Opportunities to implement continuous processing in production of recombinant adeno-associated viral vectors

Cell & Gene Therapy Insights 2023 9(3), 563–579

DOI: 10.18609/cgti.2023.082

Published: 5 June
Garima Thakur, Sheldon Mink, Hanne Bak, Andrew Tustian

Shifting from batch to continuous manufacturing is a promising way of lowering manufacturing costs by 60–80%. This is because continuous processing allows upstream and downstream unit operations to run simultaneously with reduced downtime, higher productivity, and at several-fold smaller scale via a range of enabling technologies including perfusion bioreactors, single pass filtration modules, and multi-column chromatography systems. Most advancements in continuous processing have been made in the context of monoclonal antibody processes, but no end-to-end continuous process has yet been implemented at scale. This is in part due to a lack of business case supporting the creation of new continuous manufacturing facilities and processes versus utilization of existing legacy batch processing infrastructure with well-established norms.
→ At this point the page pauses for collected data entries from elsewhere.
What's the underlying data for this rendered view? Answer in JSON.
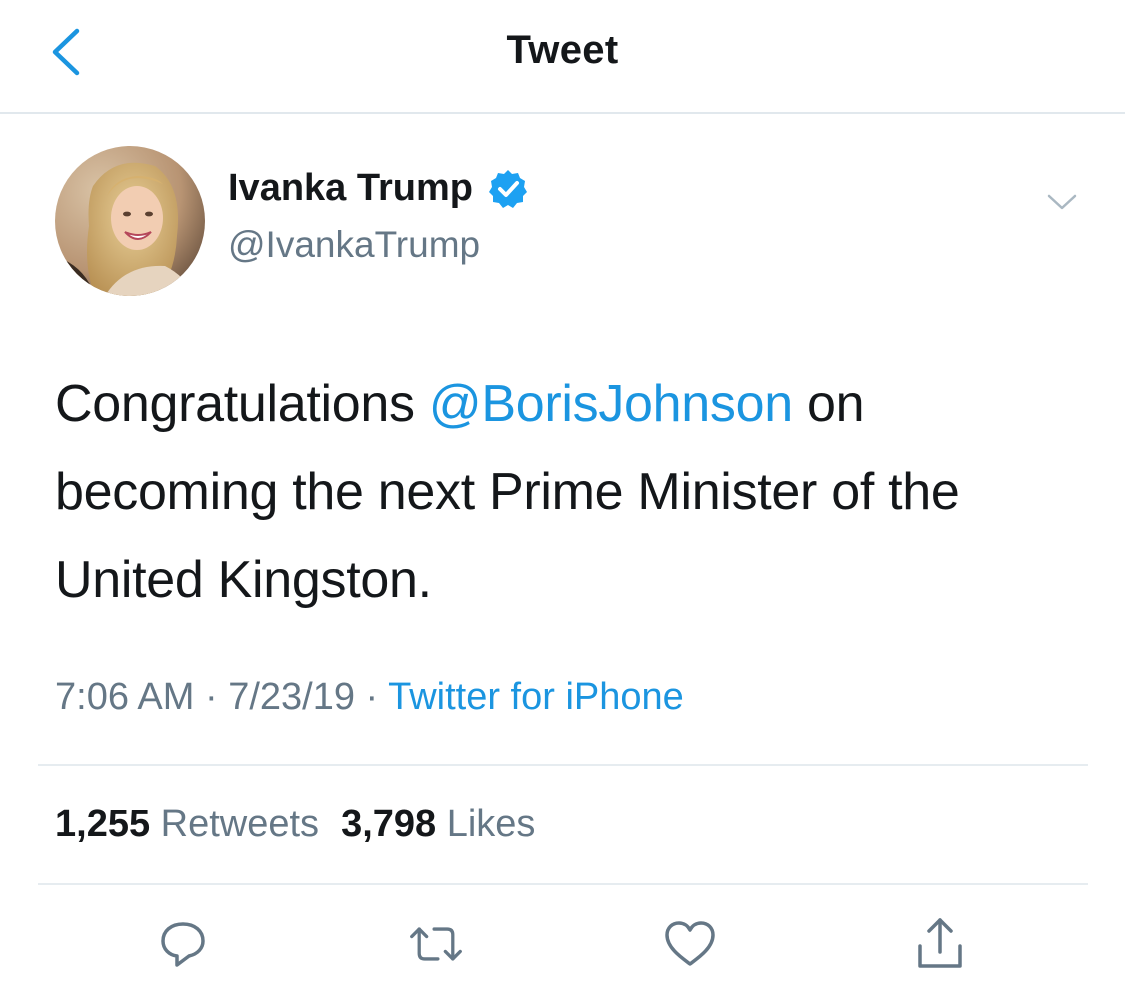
{
  "header": {
    "title": "Tweet",
    "back_icon": "chevron-left-icon"
  },
  "author": {
    "name": "Ivanka Trump",
    "handle": "@IvankaTrump",
    "verified": true,
    "verified_icon": "verified-badge-icon",
    "avatar_icon": "profile-photo"
  },
  "tweet": {
    "text_before": "Congratulations ",
    "mention": "@BorisJohnson",
    "text_after": " on becoming the next Prime Minister of the United Kingston."
  },
  "meta": {
    "time": "7:06 AM",
    "separator": " · ",
    "date": "7/23/19",
    "source": "Twitter for iPhone"
  },
  "stats": {
    "retweets_count": "1,255",
    "retweets_label": "Retweets",
    "likes_count": "3,798",
    "likes_label": "Likes"
  },
  "actions": [
    "reply-icon",
    "retweet-icon",
    "like-icon",
    "share-icon"
  ],
  "colors": {
    "accent": "#1b95e0",
    "text_primary": "#14171a",
    "text_secondary": "#657786",
    "divider": "#e6ecf0"
  }
}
However, the business case for continuous processing is stronger for production of recombinant adeno-associated viral vectors (rAAV) due to high treatment costs and a paucity of existing manufacturing facilities. Gene therapy treatments based on rAAV currently cost up to USD 3 million per patient and have high cost-of-goods ranging up to USD 1 million per dose. Thus, continuous processing can play a critical role in making rAAV treatments more affordable and accessible. In this article, we explore recent developments in continuous processing for rAAV and provide an overview of some of the major opportunities for intensification of rAAV processes by applying continuous processing tools, many of which were originally developed for monoclonal antibodies but can be equally well or even better suited for rAAV production.